According to Webster’s New Collegiate, an obituary (L. obitus = deceased) is a “notice of a person’s death usu.(sic) with a short biographical account.” I am not all that sure what is a biographical account of a death, whatever length, but our town’s papers charge by the word, anyway, so the shorter, I suppose, the better.

I mention this because CP decided recently that we should probably get about writing our own obituaries while we are still able and more or less coherent, and that we shouldn’t be leaving them up to somebody else who maybe was not all that well informed. I think she probably read this in some AARP or Church Pension Group material. Furthermore, neither should their length matter whatever the charge, she said, as we’d more than likely be paying for each other’s, sort of, you might say, like as a last tribute.

Somehow, I didn’t exactly get right on it as she didn’t seem to be doing much about hers either. I wondered whether my being older than the hills might have had something to do with her procrastination. Anyhow, I finally went ahead and wrote mine.

Even though I had heard that a newspaper’s obituaries are usually written by youngsters just out of journalism school, I took the New York Times as an example, presuming they’d probably hired the better students. But that didn’t prove all that helpful because when I compared the “short biographical account” of my death to their typical and longer ones, I got rather depressed when it dawned on me how little I had accomplished and what little influence I had had in all these years. Finally, and not all that easily, I got something done. I ran it through my printer and left a copy on CP’s desk without comment.

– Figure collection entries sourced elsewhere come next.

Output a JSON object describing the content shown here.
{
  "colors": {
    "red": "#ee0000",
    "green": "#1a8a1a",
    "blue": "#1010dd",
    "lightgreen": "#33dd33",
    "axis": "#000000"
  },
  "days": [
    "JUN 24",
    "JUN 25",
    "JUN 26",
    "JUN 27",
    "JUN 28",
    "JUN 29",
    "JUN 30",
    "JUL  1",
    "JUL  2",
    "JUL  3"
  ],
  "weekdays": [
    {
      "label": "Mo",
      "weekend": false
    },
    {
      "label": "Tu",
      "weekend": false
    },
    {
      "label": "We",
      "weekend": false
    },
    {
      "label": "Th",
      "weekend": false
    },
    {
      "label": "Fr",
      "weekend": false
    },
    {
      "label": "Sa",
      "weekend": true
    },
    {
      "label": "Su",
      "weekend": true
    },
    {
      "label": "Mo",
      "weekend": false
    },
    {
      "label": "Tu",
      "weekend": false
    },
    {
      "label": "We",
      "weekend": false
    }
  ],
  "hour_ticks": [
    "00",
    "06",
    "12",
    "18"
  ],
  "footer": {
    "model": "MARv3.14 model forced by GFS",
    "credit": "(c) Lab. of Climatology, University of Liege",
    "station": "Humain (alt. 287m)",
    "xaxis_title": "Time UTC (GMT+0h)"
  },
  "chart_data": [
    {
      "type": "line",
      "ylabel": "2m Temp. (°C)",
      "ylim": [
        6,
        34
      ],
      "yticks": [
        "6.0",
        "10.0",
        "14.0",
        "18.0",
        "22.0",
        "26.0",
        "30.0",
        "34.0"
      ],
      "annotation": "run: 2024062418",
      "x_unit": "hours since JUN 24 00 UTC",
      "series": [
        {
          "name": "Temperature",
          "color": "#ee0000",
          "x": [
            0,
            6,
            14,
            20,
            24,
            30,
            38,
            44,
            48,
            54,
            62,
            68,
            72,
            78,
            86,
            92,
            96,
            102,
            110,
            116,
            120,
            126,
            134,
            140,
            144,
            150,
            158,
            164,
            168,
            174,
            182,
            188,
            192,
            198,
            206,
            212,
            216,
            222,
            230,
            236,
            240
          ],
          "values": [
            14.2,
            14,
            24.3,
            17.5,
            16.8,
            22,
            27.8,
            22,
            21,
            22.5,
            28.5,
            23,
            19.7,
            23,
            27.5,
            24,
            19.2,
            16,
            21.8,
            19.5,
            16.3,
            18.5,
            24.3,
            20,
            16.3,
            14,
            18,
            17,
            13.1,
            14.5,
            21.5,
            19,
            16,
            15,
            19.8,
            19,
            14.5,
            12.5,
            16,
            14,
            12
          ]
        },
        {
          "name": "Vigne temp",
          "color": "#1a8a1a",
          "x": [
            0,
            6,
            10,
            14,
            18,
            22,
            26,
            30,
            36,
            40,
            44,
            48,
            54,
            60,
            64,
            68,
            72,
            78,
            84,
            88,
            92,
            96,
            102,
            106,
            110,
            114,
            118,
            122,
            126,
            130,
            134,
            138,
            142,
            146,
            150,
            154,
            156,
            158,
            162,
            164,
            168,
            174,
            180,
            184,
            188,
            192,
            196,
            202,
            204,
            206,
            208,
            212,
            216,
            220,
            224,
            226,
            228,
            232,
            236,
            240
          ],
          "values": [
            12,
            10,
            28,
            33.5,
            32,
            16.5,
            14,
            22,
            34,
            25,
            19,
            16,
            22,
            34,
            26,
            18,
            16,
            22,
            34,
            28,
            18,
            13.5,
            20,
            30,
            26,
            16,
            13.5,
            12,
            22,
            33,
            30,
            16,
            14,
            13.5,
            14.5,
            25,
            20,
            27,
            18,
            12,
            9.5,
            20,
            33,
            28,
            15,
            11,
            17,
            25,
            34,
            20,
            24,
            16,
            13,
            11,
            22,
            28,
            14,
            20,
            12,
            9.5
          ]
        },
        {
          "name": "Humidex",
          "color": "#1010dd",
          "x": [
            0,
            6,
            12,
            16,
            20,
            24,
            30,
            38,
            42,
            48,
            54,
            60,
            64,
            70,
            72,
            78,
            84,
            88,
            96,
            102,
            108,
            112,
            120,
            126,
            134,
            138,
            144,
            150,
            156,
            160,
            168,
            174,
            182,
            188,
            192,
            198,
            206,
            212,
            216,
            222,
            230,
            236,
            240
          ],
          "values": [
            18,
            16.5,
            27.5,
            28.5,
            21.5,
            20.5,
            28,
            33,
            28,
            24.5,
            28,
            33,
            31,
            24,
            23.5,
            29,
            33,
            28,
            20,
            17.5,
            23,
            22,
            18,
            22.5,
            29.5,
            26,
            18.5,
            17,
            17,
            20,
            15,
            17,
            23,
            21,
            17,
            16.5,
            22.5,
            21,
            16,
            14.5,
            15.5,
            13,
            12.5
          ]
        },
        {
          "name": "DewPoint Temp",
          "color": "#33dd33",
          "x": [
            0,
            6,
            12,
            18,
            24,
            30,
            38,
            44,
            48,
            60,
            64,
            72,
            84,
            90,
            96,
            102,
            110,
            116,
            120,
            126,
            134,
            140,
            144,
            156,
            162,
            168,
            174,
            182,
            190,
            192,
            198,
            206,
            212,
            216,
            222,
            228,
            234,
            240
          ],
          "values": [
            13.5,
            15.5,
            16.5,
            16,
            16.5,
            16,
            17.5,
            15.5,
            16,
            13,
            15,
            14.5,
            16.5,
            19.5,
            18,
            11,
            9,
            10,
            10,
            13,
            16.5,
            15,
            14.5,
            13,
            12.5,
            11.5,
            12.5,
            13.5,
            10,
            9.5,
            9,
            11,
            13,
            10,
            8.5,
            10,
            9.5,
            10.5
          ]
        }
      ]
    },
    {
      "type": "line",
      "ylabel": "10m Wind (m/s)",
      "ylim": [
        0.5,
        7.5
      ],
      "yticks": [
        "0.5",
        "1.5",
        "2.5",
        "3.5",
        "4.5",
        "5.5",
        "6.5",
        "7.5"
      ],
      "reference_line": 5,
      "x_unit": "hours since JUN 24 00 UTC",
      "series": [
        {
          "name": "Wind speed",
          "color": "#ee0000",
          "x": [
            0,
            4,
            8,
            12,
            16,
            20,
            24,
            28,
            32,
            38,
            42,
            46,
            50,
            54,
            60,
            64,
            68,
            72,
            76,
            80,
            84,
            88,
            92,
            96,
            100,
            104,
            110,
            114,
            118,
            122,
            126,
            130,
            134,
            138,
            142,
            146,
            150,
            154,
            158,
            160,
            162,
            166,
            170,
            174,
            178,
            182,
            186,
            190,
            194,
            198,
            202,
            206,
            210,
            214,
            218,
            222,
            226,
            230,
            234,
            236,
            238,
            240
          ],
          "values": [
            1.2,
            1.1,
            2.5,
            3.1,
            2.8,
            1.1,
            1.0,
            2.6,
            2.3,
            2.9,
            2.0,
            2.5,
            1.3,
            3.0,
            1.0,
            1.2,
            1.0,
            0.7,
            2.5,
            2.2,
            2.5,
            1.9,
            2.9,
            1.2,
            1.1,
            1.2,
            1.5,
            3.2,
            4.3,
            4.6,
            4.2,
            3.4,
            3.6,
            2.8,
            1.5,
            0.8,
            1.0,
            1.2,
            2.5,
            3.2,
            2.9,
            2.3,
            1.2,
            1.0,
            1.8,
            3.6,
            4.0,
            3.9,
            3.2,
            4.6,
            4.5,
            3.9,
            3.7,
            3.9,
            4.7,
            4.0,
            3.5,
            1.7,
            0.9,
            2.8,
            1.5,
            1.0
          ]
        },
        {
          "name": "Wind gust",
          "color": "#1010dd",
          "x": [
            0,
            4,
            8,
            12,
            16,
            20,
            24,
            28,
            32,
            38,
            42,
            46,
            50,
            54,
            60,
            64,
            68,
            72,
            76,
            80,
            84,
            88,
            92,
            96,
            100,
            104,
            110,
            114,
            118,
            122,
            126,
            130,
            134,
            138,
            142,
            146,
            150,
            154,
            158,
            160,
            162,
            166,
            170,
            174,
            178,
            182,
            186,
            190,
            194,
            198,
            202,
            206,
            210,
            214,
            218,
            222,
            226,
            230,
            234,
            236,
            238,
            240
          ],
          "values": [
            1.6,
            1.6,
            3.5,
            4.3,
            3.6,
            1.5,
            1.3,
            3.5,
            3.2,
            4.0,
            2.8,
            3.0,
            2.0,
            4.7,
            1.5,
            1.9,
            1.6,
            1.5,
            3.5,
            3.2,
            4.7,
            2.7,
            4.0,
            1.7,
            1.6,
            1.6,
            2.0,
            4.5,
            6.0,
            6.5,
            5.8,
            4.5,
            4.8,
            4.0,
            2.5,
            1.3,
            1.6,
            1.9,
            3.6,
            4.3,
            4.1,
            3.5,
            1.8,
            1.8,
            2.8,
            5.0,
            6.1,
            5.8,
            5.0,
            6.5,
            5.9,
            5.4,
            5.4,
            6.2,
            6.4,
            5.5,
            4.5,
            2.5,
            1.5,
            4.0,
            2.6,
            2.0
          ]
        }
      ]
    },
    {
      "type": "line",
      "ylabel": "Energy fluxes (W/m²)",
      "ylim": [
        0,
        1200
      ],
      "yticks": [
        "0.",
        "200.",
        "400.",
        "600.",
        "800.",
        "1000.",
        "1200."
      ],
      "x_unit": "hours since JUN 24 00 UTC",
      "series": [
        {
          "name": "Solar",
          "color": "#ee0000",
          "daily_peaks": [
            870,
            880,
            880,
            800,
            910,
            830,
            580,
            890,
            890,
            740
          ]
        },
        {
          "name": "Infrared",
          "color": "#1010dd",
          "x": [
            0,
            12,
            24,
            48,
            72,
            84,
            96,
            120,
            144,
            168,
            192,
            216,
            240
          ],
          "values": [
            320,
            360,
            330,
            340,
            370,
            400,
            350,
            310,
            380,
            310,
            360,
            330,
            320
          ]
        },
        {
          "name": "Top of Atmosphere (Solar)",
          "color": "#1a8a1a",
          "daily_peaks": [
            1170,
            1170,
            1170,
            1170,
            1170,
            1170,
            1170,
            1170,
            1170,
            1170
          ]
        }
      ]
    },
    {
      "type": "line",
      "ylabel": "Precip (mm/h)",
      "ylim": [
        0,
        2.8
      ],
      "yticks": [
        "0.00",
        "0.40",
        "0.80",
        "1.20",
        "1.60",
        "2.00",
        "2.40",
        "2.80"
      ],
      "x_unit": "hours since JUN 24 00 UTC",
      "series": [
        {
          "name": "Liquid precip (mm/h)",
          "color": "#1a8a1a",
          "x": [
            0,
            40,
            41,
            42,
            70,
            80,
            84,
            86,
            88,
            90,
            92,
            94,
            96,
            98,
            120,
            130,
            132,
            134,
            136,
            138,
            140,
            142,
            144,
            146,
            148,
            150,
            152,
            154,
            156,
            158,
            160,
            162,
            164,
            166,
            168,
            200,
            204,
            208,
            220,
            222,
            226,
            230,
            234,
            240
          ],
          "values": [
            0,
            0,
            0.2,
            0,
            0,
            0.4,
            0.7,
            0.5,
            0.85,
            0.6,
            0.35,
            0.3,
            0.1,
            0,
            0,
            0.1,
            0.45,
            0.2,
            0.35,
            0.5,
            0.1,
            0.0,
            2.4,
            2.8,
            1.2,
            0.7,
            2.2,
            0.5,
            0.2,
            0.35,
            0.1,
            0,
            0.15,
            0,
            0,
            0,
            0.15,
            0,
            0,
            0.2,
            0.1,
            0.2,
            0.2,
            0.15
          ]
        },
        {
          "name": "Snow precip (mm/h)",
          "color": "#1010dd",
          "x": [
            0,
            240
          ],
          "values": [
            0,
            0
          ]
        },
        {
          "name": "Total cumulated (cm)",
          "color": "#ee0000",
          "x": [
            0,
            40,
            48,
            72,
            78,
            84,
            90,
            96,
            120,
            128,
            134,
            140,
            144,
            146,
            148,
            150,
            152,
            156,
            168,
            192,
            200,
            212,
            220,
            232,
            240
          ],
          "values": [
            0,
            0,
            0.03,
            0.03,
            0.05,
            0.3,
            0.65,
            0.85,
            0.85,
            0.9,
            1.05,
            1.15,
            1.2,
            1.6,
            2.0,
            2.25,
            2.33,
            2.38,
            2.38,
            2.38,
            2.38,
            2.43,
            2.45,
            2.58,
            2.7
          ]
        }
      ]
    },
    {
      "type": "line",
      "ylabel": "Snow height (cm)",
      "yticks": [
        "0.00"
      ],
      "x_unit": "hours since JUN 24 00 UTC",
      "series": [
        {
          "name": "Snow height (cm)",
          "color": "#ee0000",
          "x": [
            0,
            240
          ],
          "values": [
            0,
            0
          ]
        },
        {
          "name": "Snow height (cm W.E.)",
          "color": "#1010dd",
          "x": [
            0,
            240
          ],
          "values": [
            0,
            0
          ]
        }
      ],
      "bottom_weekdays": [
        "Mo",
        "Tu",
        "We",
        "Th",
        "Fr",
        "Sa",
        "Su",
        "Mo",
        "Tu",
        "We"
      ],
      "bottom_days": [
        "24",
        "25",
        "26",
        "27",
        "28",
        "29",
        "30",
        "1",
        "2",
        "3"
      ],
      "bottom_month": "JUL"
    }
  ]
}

Several days went by, and I began to wonder had she seen it or maybe had she even read it if she had. After all, it had been her idea in the first place, and I was rather proud that I had coöperated at all, for it hadn’t been all that easy. Finally, I asked.

Yes, she’d read it, she said. Well? I said. Well, she said, You left a lot out, so I took the blue pencil to it. (The kind editors are said to use, I suppose.) When she began to tell me what I’d left out, I was overjoyed. I didn’t know she’d remembered. It was almost like a second honeymoon, save for the editing part, the purpose, and all.